Protect yourself against Lyme disease this summer
As the weather warms up, you and your family will probably be enjoying the great outdoors. After all, the summer brings more opportunities for you to camp, hike, swim, and bike. But before going outside, though, be sure to protect yourself from Lyme disease this summer.
In 2015, 95% of Lyme disease cases came from just 14 states: Connecticut, Delaware, Maine, Maryland, Massachusetts, Minnesota, New Hampshire, New Jersey, New York, Pennsylvania, Rhode Island, Vermont, Virginia, and Wisconsin.
Quick facts about Lyme disease
- Lyme disease is caused by bacteria called Borrelia burgdorferi and is transmitted to humans through the bite of black-legged ticks that carry the disease.
- Typical symptoms include fever, headache, fatigue, and a characteristic skin rash called erythema migrans.
- If you don’t get urgent treatment, the infection can spread to joints, the heart, and the nervous system.
- Lyme disease is diagnosed based on symptoms, physical findings (e.g., rash), and the possibility of exposure to infected ticks.
- Laboratory testing is helpful if used correctly and performed with validated methods.
- Most cases of Lyme disease can be treated successfully with a few weeks of antibiotics.

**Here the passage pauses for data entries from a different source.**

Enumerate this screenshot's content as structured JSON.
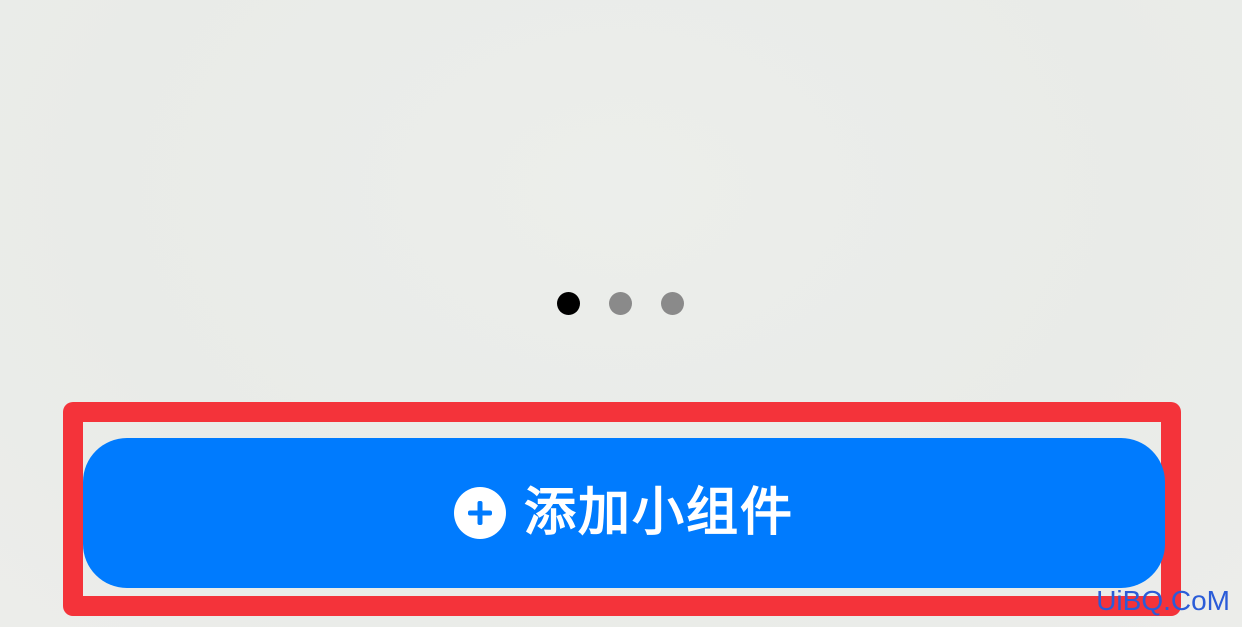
{
  "page_indicator": {
    "count": 3,
    "active_index": 0
  },
  "add_widget_button": {
    "label": "添加小组件",
    "icon": "plus-circle-icon"
  },
  "watermark": {
    "text": "UiBQ.CoM"
  },
  "colors": {
    "button": "#007bfe",
    "highlight": "#f4333a",
    "dot_active": "#000000",
    "dot_inactive": "#8a8a8a",
    "background": "#ebedea"
  }
}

What can you do to protect yourself?
According to the CDC, you can decrease the chances of a tick bite with a few precautions.

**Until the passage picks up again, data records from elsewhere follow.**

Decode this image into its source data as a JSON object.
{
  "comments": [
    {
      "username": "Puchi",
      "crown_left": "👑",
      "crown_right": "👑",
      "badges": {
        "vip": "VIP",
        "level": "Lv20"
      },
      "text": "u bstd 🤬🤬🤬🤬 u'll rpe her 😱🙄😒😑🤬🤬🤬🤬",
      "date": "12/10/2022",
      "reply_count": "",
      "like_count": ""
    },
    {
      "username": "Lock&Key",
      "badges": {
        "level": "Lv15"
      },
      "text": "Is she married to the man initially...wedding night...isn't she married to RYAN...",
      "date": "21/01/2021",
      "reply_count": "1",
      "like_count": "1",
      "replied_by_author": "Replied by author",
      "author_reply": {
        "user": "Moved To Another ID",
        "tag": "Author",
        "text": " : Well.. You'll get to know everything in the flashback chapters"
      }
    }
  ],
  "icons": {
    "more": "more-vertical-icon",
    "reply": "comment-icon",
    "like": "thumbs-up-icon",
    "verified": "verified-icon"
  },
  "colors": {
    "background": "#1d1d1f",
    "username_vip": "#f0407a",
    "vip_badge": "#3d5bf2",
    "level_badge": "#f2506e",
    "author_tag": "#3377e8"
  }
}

- Avoid tick-infested areas. This is especially important in May, June, and July. Many local health departments and park or extension services will have information regarding these areas.
- If you are in a tick-infested area, walk in the center of trails to avoid contact with overgrown grass.
- Use insect repellent. Spray repellent containing a 20%-30% concentration of DEET on clothes and on exposed skin.
- You can also treat clothes (especially pants, socks, and shoes) with permethrin, which kills ticks on contact. Do not use permethrin directly on the skin.
- You can also use permethrin on tents and some camping gear.
- Always check for ticks after being outdoors, even in your own yard.
- Remove attached ticks with tweezers. Avoid crushing the tick’s body. Grasp the tick firmly and as close to the skin as possible. Cleanse the area with an antiseptic.
- Bathe or shower as soon as possible after coming indoors (preferably within 2 hours) to wash off and more easily find ticks that are crawling on you.
- After being outdoors, dry clothing in a hot dryer for 10 minutes to kill any ticks that are attached to clothing.
Protect yourself from Lyme disease by taking precautions when spending time outdoors, such as wearing protective clothing and using tick repellents, checking for tick bites, and removing ticks promptly.
It’s important to be aware of the signs and symptoms of Lyme disease and to seek medical attention if you suspect you may have been exposed to the infection. With early diagnosis and treatment, most cases can be successfully treated.